Filet of char / red beets / buttermilk

Serves 4 people

Char
2 chars, each weighing 400 g
salt
white pepper, from peppermill
Fleur de Sel
400 ml olive oil, to confit
4 leaves of basil
1 twig of thyme
fresh horseradish root
chives
40 g char caviar

Pickled red beet
250 g boiled and cut up red beets
50 ml water
15 ml cider vinegar
20 g onions, chopped
1/2 garlic clove
1 bay leaf
1/2 tsp cumin
1/2 tsp coriander
2 black peppercorns
20 ml olive oil
10 ml walnut oil
salt

Fermented horseradish
200 g horseradish
2 tbsp sourcream
salt
pepper from the peppermill

Cold sweet buttermilk soup
50 g buttermilk
50 g cream
50 g natural yogurt
1/2 clove of garlic
salt
pepper from the peppermill
2 leaves of basil
10 ml mild olive oil
1 splash of lemon juice

Almond crumbs
1 tbsp roasted flaked almonds
1 tsp white bread, diced (toast)

Furthermore
sorrel
nasturtium
black radish, julienned
thinly sliced radishes
grated Schüttelbrot

Instructions

Char
Clean the chars, wash them, fillet them, use fish tweezers to free them from bones and peel off the skin.

Pickled red beets
Boil the water, cider vinegar, onions, garlic, bay leaf, cumin, coriander, peppercorns and salt and then let it sit for 10 min. Strain the liquid and then place the sliced red beets into it. Refine with olive oil and walnut oil. Marinate for at least 10 minutes.

Fermented horseradish
Grate the horseradish and mix it with sour cream, then spice it with salt and pepper. Transfer into a container with a lid and let it ferment in your fridge for about 3 weeks.

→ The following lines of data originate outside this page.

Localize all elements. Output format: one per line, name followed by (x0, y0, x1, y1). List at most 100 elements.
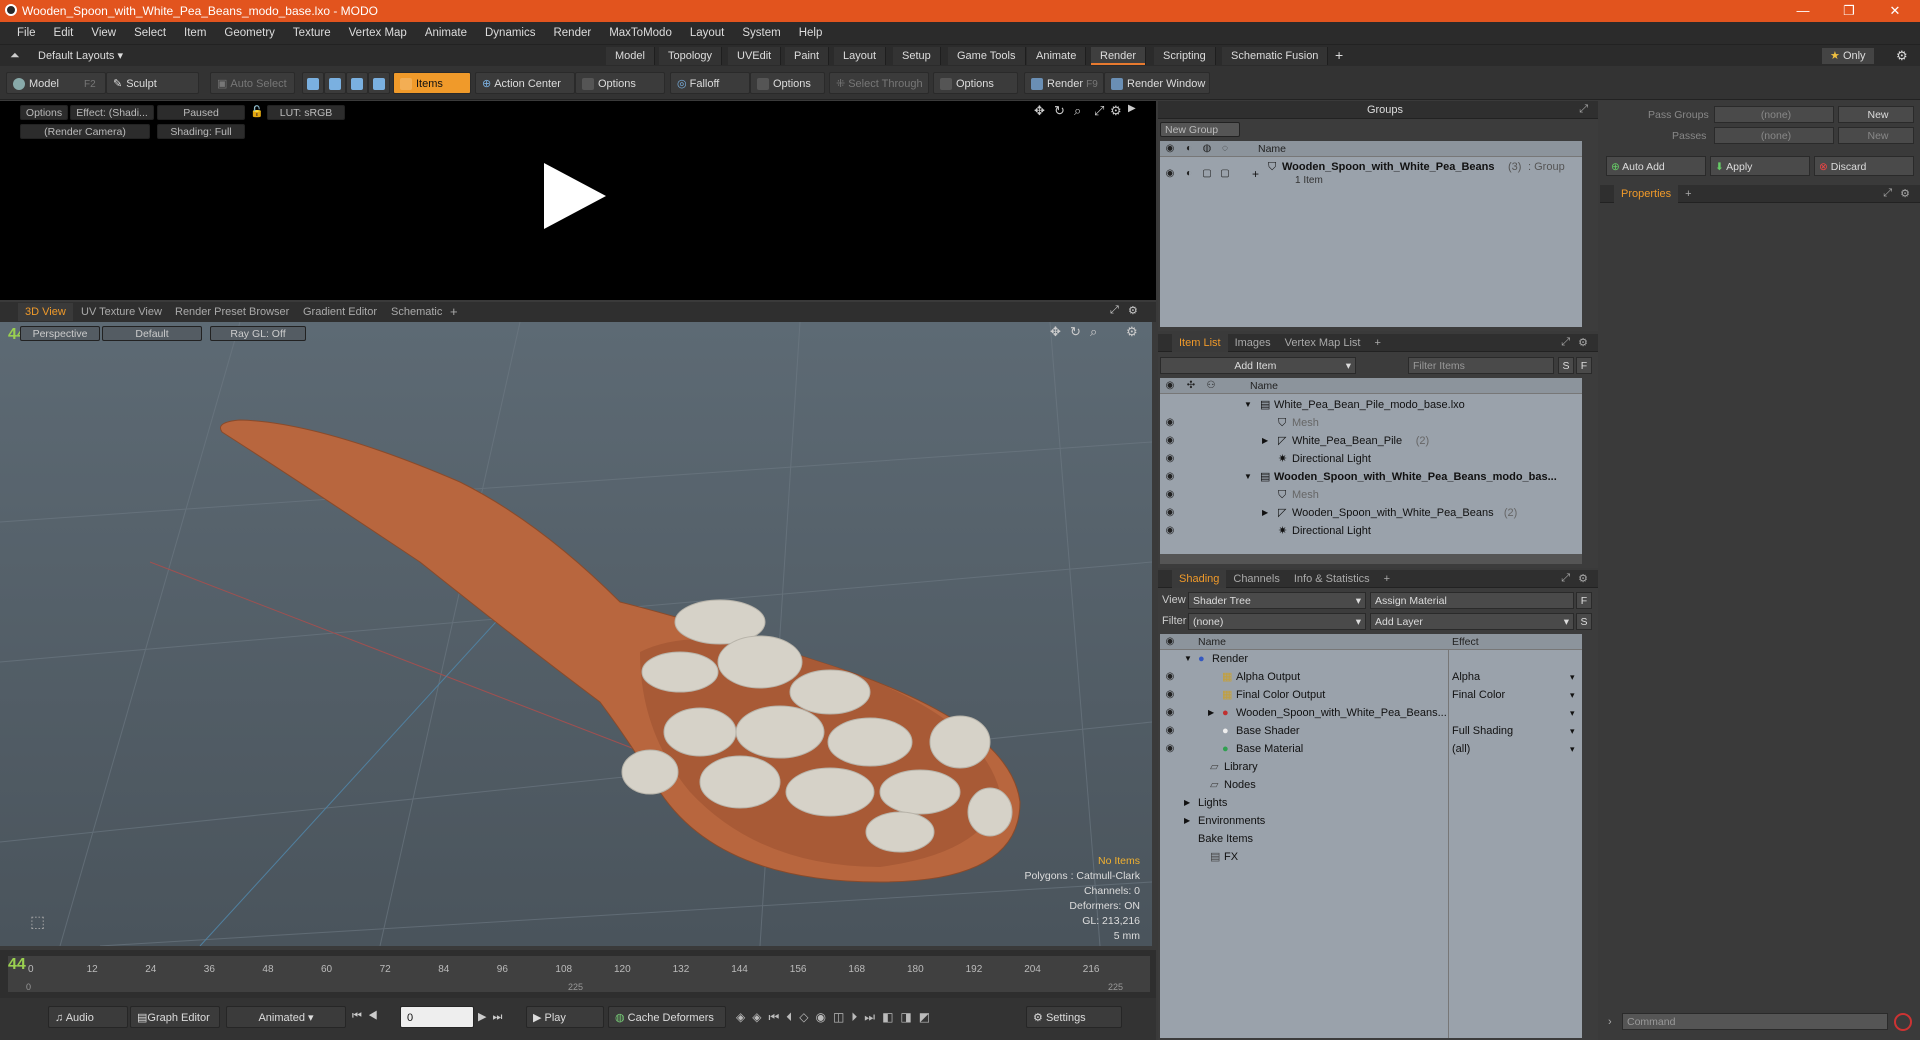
add-layer-dropdown[interactable]: Add Layer ▾ (1370, 613, 1574, 630)
shader-row[interactable]: ▶ Environments (1160, 812, 1582, 830)
eye-icon[interactable]: ◉ (1163, 472, 1177, 482)
new-group-button[interactable]: New Group (1160, 122, 1240, 137)
items-mode-button[interactable]: Items (393, 72, 471, 94)
audio-button[interactable]: ♫ Audio (48, 1006, 128, 1028)
tab-topology[interactable]: Topology (659, 47, 723, 65)
eye-icon[interactable]: ◉ (1163, 454, 1177, 464)
rotate-icon[interactable]: ↻ (1054, 103, 1065, 119)
add-tab-button[interactable]: + (1335, 47, 1343, 63)
add-item-dropdown[interactable]: Add Item ▾ (1160, 357, 1356, 374)
gear-icon[interactable]: ⚙ (1896, 48, 1908, 64)
menu-dynamics[interactable]: Dynamics (476, 27, 544, 39)
menu-animate[interactable]: Animate (416, 27, 476, 39)
transport-back-icons[interactable]: ⏮◀ (352, 1010, 384, 1023)
eye-icon[interactable]: ◉ (1163, 490, 1177, 500)
render-toggle-icon[interactable]: ◐ (1182, 169, 1196, 179)
shader-row[interactable]: ◉ ▦ Final Color Output Final Color ▾ (1160, 686, 1582, 704)
f-button[interactable]: F (1576, 592, 1592, 609)
menu-item[interactable]: Item (175, 27, 215, 39)
zoom-icon[interactable]: ⌕ (1090, 324, 1097, 340)
shader-row[interactable]: ▼ ● Render (1160, 650, 1582, 668)
edges-mode-button[interactable] (324, 72, 346, 94)
menu-texture[interactable]: Texture (284, 27, 340, 39)
preview-paused-button[interactable]: Paused (157, 105, 245, 120)
menu-maxtomodo[interactable]: MaxToModo (600, 27, 681, 39)
sculpt-mode-button[interactable]: ✎ Sculpt (106, 72, 199, 94)
menu-edit[interactable]: Edit (45, 27, 83, 39)
menu-system[interactable]: System (733, 27, 789, 39)
tab-render-preset-browser[interactable]: Render Preset Browser (168, 303, 296, 321)
tab-images[interactable]: Images (1228, 334, 1278, 352)
command-expand-icon[interactable]: › (1608, 1016, 1612, 1028)
minimize-button[interactable]: — (1780, 0, 1826, 22)
expand-icon[interactable]: ▶ (1208, 704, 1214, 722)
shader-row[interactable]: ▱ Library (1160, 758, 1582, 776)
menu-help[interactable]: Help (790, 27, 832, 39)
tab-uv-texture-view[interactable]: UV Texture View (74, 303, 169, 321)
gear-icon[interactable]: ⚙ (1110, 103, 1122, 119)
discard-button[interactable]: ⊗ Discard (1814, 156, 1914, 176)
select-through-button[interactable]: ⁜ Select Through (829, 72, 929, 94)
gear-icon[interactable]: ⚙ (1578, 572, 1588, 585)
item-list-scrollbar[interactable] (1160, 554, 1582, 564)
expand-icon[interactable]: ▶ (1184, 794, 1190, 812)
menu-vertex-map[interactable]: Vertex Map (340, 27, 416, 39)
eye-icon[interactable]: ◉ (1163, 436, 1177, 446)
list-item[interactable]: ◉ ▼ ▤ Wooden_Spoon_with_White_Pea_Beans_mod… (1160, 468, 1582, 486)
tab-animate[interactable]: Animate (1027, 47, 1087, 65)
filter-items-input[interactable]: Filter Items (1408, 357, 1554, 374)
shader-row[interactable]: ▤ FX (1160, 848, 1582, 866)
expand-icon[interactable]: + (1252, 165, 1259, 183)
gear-icon[interactable]: ⚙ (1126, 324, 1138, 340)
eye-icon[interactable]: ◉ (1163, 726, 1177, 736)
chevron-down-icon[interactable]: ▾ (1570, 740, 1575, 758)
eye-icon[interactable]: ◉ (1163, 508, 1177, 518)
select-through-options-button[interactable]: Options (933, 72, 1018, 94)
shader-effect[interactable]: (all) (1452, 740, 1470, 758)
expand-icon[interactable]: ▼ (1244, 396, 1252, 414)
tab-layout[interactable]: Layout (834, 47, 887, 65)
tab-shading[interactable]: Shading (1172, 569, 1227, 588)
tab-schematic-fusion[interactable]: Schematic Fusion (1222, 47, 1329, 65)
transport-forward-icons[interactable]: ▶⏭ (478, 1010, 508, 1024)
materials-mode-button[interactable] (368, 72, 390, 94)
select-icon[interactable]: ▢ (1218, 169, 1232, 179)
eye-icon[interactable]: ◉ (1163, 418, 1177, 428)
list-item[interactable]: ◉ ✷ Directional Light (1160, 522, 1582, 540)
shader-row[interactable]: ◉ ● Base Material (all) ▾ (1160, 740, 1582, 758)
menu-file[interactable]: File (8, 27, 45, 39)
shader-effect[interactable]: Full Shading (1452, 722, 1513, 740)
shader-row[interactable]: ◉ ● Base Shader Full Shading ▾ (1160, 722, 1582, 740)
tab-3d-view[interactable]: 3D View (18, 303, 73, 321)
add-tab-button[interactable]: + (1377, 570, 1397, 588)
shader-effect[interactable]: Final Color (1452, 686, 1505, 704)
new-pass-group-button[interactable]: New (1838, 106, 1914, 123)
maximize-icon[interactable]: ⤢ (1561, 336, 1570, 349)
list-item[interactable]: ◉ ⛉ Mesh (1160, 486, 1582, 504)
pass-groups-dropdown[interactable]: (none) (1714, 106, 1834, 123)
only-toggle[interactable]: ★ Only (1822, 48, 1874, 64)
tab-uvedit[interactable]: UVEdit (728, 47, 782, 65)
shader-row[interactable]: ◉ ▶ ● Wooden_Spoon_with_White_Pea_Beans... ▾ (1160, 704, 1582, 722)
menu-layout[interactable]: Layout (681, 27, 734, 39)
eye-icon[interactable]: ◉ (1163, 744, 1177, 754)
expand-icon[interactable]: ▶ (1262, 504, 1268, 522)
assign-material-button[interactable]: Assign Material (1370, 592, 1574, 609)
add-tab-button[interactable]: + (1678, 185, 1698, 203)
s-button[interactable]: S (1576, 613, 1592, 630)
preview-effect-dropdown[interactable]: Effect: (Shadi... (70, 105, 154, 120)
graph-editor-button[interactable]: ▤Graph Editor (130, 1006, 220, 1028)
play-small-icon[interactable]: ▶ (1128, 103, 1136, 114)
collapse-icon[interactable]: ⏶ (10, 48, 20, 63)
add-tab-button[interactable]: + (1367, 334, 1387, 352)
passes-dropdown[interactable]: (none) (1714, 127, 1834, 144)
raygl-dropdown[interactable]: Ray GL: Off (210, 326, 306, 341)
chevron-down-icon[interactable]: ▾ (1570, 704, 1575, 722)
tab-vertex-map-list[interactable]: Vertex Map List (1278, 334, 1368, 352)
maximize-icon[interactable]: ⤢ (1094, 103, 1104, 119)
maximize-icon[interactable]: ⤢ (1561, 572, 1570, 585)
maximize-icon[interactable]: ⤢ (1110, 304, 1119, 317)
eye-icon[interactable]: ◉ (1163, 169, 1177, 179)
tab-properties[interactable]: Properties (1614, 184, 1679, 203)
tab-channels[interactable]: Channels (1226, 570, 1286, 588)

Cold sweet buttermilk soup
Mix the buttermilk, cream, yogurt, salt and pepper. Add the garlic clove and the basil leaves and let them sit for about half an hour. Refine with olive oil and lemon juice.

Almond crumbs
Roast the dices of white bread in a pan and then chop it up with the flaked almonds.

Final steps
Heat the olive oil in a flat pan to 70 degrees. Add basil and thyme. Add the char filets and let them confit for about 10 to 15 minutes. Remove the chars from the oil and place them on crepe paper. Spice them with Fleur de Sel, grated horseradish, chives and add the char caviar. Place the sweet cold buttermilk soup on a pre-heated plate and then place the char filets on top. Add the marinated red beets and fermented horseradish to the plate. Arrange on the plate with sorrel, nasturtium, black radish and thinly sliced radishes. Serve with the almond crumbs and grated Schüttelbrot.

Tip

Instead of the char you can also use trout, zander, salmon or turbot.